= Dance Prone =

First edition (publ. Picador)

Dance Prone is the second novel by New Zealand author David Coventry. Released in July 2020, the novel examines the post-hardcore scene in the US during the mid-1980s and the traumatic effects of sexual abuse met upon several of the novels characters over the following decades. 'Filtered through a screen of trauma and amnesia' the novel is 'part whodunnit, and part philosophical voyage.'

== Style and themes ==
Coventry has stated in interviews the novel is an attempt to further explore his investigations into memory initially explored in his debut, The Invisible Mile. 'Across its 400–odd pages, Dance Prone disrupts linear time and jumps between 1985 and the early 21st century, with chapters ranging from 2002 to 2020. In other words, we see the main characters in their 20s and then ageing into their 40s and 50s.

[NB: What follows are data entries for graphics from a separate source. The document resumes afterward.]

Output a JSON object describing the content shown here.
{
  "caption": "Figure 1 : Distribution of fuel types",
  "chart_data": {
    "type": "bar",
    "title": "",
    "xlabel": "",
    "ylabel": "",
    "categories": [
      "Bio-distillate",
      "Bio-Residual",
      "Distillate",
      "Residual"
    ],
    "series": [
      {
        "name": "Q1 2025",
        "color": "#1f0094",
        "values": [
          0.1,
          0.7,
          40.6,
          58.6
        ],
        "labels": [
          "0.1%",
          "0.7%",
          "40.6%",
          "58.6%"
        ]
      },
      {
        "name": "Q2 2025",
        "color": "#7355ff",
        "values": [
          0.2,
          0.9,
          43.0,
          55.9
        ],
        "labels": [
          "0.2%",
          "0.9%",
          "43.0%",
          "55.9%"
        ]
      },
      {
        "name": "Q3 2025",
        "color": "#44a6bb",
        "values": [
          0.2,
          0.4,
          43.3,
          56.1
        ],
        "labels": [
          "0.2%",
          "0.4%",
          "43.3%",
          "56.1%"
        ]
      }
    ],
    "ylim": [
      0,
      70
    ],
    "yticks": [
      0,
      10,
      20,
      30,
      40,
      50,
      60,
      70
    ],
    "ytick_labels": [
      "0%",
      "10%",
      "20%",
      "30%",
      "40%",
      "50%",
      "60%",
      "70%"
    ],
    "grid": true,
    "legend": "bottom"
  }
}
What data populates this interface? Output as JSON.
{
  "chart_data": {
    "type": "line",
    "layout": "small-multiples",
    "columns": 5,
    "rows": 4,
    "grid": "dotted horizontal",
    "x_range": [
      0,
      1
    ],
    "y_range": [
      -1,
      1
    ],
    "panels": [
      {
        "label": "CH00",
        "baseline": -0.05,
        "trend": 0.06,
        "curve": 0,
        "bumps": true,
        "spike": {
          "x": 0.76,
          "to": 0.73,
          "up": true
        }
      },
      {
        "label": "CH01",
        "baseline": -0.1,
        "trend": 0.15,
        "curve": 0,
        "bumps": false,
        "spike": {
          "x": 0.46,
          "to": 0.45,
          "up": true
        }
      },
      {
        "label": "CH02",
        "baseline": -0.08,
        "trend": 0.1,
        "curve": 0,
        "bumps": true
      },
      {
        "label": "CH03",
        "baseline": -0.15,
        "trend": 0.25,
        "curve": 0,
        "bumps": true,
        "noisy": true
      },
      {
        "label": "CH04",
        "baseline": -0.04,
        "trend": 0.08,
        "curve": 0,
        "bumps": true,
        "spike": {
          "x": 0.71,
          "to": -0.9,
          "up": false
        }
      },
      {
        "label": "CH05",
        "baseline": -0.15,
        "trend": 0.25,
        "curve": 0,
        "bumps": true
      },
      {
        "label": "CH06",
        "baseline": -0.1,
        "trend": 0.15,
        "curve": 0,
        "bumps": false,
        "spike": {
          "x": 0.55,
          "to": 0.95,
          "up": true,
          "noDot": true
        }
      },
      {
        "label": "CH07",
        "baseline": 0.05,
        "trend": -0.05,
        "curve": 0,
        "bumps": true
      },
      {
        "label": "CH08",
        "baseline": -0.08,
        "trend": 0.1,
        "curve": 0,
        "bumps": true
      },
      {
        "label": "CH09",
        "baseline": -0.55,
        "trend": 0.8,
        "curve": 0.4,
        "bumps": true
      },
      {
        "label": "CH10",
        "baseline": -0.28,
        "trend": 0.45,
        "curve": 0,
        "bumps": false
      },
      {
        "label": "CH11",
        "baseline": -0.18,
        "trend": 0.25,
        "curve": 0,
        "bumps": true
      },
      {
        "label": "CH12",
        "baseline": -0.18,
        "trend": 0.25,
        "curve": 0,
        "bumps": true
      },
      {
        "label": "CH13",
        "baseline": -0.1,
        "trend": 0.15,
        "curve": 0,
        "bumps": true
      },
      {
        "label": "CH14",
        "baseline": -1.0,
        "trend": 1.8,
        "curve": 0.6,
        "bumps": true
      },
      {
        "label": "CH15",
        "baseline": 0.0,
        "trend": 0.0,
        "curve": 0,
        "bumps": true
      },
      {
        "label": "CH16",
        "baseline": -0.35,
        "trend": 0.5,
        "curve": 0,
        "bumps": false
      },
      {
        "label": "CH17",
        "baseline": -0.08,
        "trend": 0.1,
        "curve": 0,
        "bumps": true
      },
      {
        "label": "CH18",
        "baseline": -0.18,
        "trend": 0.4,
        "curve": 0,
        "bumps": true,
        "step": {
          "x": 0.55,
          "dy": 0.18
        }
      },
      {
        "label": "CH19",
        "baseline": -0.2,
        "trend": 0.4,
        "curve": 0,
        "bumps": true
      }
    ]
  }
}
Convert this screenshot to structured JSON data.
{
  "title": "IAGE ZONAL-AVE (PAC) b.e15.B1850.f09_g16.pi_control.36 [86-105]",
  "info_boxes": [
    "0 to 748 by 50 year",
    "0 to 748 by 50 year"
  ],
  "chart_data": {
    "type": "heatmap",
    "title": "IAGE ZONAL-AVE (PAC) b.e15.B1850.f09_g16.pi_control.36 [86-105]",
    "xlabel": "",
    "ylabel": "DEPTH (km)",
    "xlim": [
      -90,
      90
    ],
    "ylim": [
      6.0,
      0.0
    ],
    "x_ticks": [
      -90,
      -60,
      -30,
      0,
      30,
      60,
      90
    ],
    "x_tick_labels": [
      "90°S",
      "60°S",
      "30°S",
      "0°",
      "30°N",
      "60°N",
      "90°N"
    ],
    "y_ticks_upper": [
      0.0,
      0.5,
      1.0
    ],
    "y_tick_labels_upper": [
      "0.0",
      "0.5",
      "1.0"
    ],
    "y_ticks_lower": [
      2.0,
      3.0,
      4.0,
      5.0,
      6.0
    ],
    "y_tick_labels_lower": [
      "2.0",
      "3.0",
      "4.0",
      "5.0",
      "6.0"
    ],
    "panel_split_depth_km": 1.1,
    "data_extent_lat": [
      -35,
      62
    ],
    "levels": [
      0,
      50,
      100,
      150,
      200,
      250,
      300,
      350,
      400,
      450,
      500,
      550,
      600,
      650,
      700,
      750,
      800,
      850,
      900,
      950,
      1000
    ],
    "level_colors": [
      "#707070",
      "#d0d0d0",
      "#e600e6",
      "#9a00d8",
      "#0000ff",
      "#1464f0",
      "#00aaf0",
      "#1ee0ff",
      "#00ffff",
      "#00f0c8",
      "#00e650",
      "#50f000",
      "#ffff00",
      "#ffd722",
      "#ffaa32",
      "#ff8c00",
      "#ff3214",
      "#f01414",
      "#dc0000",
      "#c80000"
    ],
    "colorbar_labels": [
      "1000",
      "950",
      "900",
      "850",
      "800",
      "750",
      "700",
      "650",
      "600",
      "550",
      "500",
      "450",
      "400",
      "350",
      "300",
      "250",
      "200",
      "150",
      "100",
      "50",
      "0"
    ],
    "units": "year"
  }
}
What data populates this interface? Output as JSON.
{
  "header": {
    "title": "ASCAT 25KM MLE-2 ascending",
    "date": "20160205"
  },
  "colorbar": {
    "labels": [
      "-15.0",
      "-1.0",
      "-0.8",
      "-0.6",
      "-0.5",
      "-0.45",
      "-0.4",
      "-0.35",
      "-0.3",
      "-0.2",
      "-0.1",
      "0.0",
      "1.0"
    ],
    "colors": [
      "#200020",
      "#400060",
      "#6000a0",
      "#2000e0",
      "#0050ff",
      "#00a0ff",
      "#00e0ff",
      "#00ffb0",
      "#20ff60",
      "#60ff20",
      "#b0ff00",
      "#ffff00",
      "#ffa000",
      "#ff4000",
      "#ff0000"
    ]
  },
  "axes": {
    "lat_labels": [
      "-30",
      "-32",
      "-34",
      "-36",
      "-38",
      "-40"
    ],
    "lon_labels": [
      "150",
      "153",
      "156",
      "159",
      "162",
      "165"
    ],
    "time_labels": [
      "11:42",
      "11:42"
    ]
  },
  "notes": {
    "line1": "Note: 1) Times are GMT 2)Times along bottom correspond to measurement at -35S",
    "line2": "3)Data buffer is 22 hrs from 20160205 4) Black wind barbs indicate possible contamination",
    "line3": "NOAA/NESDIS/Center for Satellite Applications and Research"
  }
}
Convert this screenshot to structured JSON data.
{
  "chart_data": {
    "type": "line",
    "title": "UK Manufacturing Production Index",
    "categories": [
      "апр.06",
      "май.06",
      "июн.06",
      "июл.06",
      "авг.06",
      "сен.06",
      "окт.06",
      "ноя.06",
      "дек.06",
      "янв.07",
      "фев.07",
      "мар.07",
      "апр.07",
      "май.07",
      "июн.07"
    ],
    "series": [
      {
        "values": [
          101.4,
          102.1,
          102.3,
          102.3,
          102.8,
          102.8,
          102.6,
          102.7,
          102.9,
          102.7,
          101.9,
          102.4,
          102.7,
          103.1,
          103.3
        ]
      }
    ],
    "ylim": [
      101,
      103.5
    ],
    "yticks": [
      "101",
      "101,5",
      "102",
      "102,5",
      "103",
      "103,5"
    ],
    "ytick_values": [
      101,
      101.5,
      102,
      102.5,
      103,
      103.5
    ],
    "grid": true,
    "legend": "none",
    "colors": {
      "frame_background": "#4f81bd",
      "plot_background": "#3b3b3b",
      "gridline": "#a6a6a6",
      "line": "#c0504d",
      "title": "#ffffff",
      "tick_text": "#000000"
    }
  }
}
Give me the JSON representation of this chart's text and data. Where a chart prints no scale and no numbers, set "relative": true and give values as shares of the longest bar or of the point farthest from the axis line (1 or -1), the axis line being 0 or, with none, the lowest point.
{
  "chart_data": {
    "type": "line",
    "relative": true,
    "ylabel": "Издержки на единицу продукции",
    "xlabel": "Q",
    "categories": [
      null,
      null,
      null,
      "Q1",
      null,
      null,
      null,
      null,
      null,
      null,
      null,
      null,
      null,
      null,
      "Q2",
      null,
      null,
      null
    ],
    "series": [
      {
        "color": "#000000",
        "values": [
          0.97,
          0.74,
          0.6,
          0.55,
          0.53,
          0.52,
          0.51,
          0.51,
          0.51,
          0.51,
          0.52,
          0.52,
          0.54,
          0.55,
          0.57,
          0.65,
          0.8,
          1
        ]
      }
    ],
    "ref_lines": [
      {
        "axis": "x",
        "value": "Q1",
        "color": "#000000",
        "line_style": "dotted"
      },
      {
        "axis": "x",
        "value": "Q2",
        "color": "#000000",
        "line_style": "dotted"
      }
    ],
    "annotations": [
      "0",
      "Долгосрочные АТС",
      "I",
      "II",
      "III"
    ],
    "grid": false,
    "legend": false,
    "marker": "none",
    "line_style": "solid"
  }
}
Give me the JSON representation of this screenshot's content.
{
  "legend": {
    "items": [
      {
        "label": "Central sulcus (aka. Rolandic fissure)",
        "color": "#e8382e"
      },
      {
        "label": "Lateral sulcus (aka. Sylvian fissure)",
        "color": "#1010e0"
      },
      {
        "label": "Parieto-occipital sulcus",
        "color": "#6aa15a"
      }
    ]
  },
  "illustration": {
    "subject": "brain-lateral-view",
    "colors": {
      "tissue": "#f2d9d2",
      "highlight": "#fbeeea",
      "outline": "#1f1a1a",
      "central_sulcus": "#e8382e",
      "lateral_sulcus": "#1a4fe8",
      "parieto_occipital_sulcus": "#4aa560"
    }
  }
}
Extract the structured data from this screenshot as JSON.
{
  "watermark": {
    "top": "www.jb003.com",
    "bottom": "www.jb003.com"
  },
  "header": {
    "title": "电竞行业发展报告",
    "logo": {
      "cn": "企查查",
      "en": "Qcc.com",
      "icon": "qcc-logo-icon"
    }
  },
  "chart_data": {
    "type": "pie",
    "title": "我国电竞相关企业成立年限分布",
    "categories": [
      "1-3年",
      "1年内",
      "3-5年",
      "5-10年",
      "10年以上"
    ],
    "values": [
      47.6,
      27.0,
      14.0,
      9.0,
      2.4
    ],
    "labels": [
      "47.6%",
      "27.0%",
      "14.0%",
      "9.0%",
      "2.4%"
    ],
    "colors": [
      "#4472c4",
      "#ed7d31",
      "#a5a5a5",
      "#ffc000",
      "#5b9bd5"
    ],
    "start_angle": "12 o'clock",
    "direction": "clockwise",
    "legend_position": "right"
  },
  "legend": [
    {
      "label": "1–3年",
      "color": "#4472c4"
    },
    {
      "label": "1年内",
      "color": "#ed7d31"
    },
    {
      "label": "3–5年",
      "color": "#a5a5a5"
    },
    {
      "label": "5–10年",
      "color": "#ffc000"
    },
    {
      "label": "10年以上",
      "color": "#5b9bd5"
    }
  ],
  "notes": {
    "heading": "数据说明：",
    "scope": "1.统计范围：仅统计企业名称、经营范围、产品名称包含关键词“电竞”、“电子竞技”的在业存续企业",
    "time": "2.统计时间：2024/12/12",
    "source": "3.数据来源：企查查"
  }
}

Ageing and memory are key preoccupations of this novel.' In his review of the novel, John Duke states the question of violence, memory and its unreliability run throughout the book as Coventry uses music to address bigger concerns dealing with trauma, stating with in the narrative 'the act of remembering can turn into a form of trauma in itself.' With music at times acting as a stand in for the machinations of memory, memory is portrayed as at once destructive and creative. The novel uses elliptical language games to confront wider philosophical issues outside of the narrative itself. With each song in the book standing in for an act of memory, the performance of the music ritualizes the destruction of old memories and consecrates the new. The deconstructive trust of this portrayal enables memory to have a physical trace in both the bodies of the performers and the audience. This is explicit on the language forms the author uses to eke out the narrative. According to Annaleese Jochems: 'Much of the novel is written in pushing, intestinal sentences. Each word feels carefully chosen; the density and drive of the novel’s language give a great sense of force and urgency.... Coventry engages the blind, helpless evil behind the perpetrator’s actions with thought and empathy, at no cost to our sense of the inestimable hurt suffered by the victims.'

== Reception ==
The novel has been well received, with mainly favourable reviews. In the New Zealand Herald, David Herkt stated that the novel is 'profound… Pitch-perfect and nuanced. As Dance Prone proves, Coventry’s work is some of the finest in recent New Zealand literature. His explorations of music and art are remarkable. His characters live and resound. The American Midwest, the city square of Jemaa el-Fna in Marrakech, and the coast near Red Rocks in Wellington are all landscapes evoked with clarity…. Extraordinary and remarkable.' For the Readingroom Annaleese Jochems remarked "The blood, desire, pain and loss – as well as Conrad’s eventual contentment – all of it feels true, because of the novel’s volatile physicality, and the unshrinking vulnerability of its narrator. More than anything I’ve read in ages, Dance Prone feels real." In her review Josie Shapiro stated that "Dance Prone is a novel that interrogates music and it’s [sic] capacity for producing societal change, the bonds of friendship and family, and the manner in which we avoid confronting ourselves with the truth. …. I had a sense that if I could unlock one sentence, then I might discover the meaning of the whole novel, or perhaps the meaning of life. … Coventry is committed to writing fiction that’s gritty and raw and true."